Swiss political scientist

Hanspeter Kriesi (born 1949) is a professor of political science at the European University Institute in Florence. Between 2012 and 2020 he was the Stein Rokkan Chair in Comparative Politics. Previously, he has been teaching at the universities of Amsterdam, Geneva and Zurich. He was born in Bischofszell, Switzerland.

His wide-ranging research interests include the study of direct democracy, social movements, political parties and interest groups, public opinion, the public sphere and political communication. He was the director of a Swiss national research programme on "Challenges to democracy in the 21st century" from 2005 to 2012. From 2014 to 2019 he has been the principal investigator of the ERC project "Political Conflict in Europe in the Shadow of the Great Recession".
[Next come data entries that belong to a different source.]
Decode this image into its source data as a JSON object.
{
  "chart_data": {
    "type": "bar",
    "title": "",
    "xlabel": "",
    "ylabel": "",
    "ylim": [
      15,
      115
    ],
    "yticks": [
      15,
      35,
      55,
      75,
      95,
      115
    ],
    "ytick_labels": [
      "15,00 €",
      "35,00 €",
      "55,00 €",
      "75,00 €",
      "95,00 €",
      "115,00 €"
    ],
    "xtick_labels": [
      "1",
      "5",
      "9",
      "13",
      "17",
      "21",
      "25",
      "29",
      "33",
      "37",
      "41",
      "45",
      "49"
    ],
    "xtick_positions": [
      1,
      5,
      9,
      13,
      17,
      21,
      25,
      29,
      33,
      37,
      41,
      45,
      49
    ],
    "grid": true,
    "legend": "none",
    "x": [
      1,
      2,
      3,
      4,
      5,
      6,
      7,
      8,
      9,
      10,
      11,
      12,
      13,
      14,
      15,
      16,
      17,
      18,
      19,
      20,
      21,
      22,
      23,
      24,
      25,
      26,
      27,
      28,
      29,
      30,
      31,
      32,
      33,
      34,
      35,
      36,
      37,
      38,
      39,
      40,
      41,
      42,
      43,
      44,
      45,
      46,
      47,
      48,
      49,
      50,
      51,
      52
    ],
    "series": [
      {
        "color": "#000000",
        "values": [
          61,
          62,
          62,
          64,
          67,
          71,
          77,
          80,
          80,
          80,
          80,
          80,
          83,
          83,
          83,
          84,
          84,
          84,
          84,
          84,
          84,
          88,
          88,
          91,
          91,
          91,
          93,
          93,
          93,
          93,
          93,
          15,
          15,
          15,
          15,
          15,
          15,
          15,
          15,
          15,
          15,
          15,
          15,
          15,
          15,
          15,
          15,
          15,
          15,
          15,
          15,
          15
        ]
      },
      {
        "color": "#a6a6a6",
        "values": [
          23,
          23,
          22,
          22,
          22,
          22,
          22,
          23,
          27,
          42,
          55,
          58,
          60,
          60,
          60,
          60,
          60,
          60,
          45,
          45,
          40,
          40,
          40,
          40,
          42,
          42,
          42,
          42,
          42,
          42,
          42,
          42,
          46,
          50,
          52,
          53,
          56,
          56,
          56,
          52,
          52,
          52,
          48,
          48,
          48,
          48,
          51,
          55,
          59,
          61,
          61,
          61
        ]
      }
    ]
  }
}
Since summer 2019, Kriesi is one of the three principal investigators of the SOLID project that investigates the novel conflicts about sovereignty, solidarity, and identity in the European Union and asks what made them emerge and escalate during a series of recent crises.

== Awards ==
Kriesi won the Francqui chair for the 2015–2016 and in 2017 the Mattei Dogan Foundation Prize in European Political Sociology.

== Publications ==
- Hutter, Swen and Hanspeter Kriesi (eds.) 2019. European party politics in times of crisis, Cambridge University Press.
- Bernhard, Laurent, Flavia Fossati, Regula Hänggli and Hanspeter Kriesi 2019. Debating Unemployment Policy. Political Communication and the Labor Market in Western Europe, Cambridge University Press.
- Snow, David A. Sarah A. Soule, Hanspeter Kriesi and Holly J. McCammon (eds.) 2019, The Wiley Blackwell Companion to social movements, new and expanded edition, New York: Wiley.
- Kriesi, Hanspeter 2018. Revisiting the populist challenge. Czech Journal of Political Science 1: 5-27.
- Ferrin, Monica and Hanspeter Kriesi (eds.) 2016. How Europeans view and evaluate democracy. Oxford University Press.
- Hutter, Swen, Edgar Grande and Hanspeter Kriesi (eds.) 2016. Politicizing Europe. Integration and mass politics. Cambridge University Press.
- Hernandez, Enrique and Hanspeter Kriesi 2016. Turning your back on the EU. The role of Eurosceptic parties in the 2014 European Parliament elections, Electoral Studies.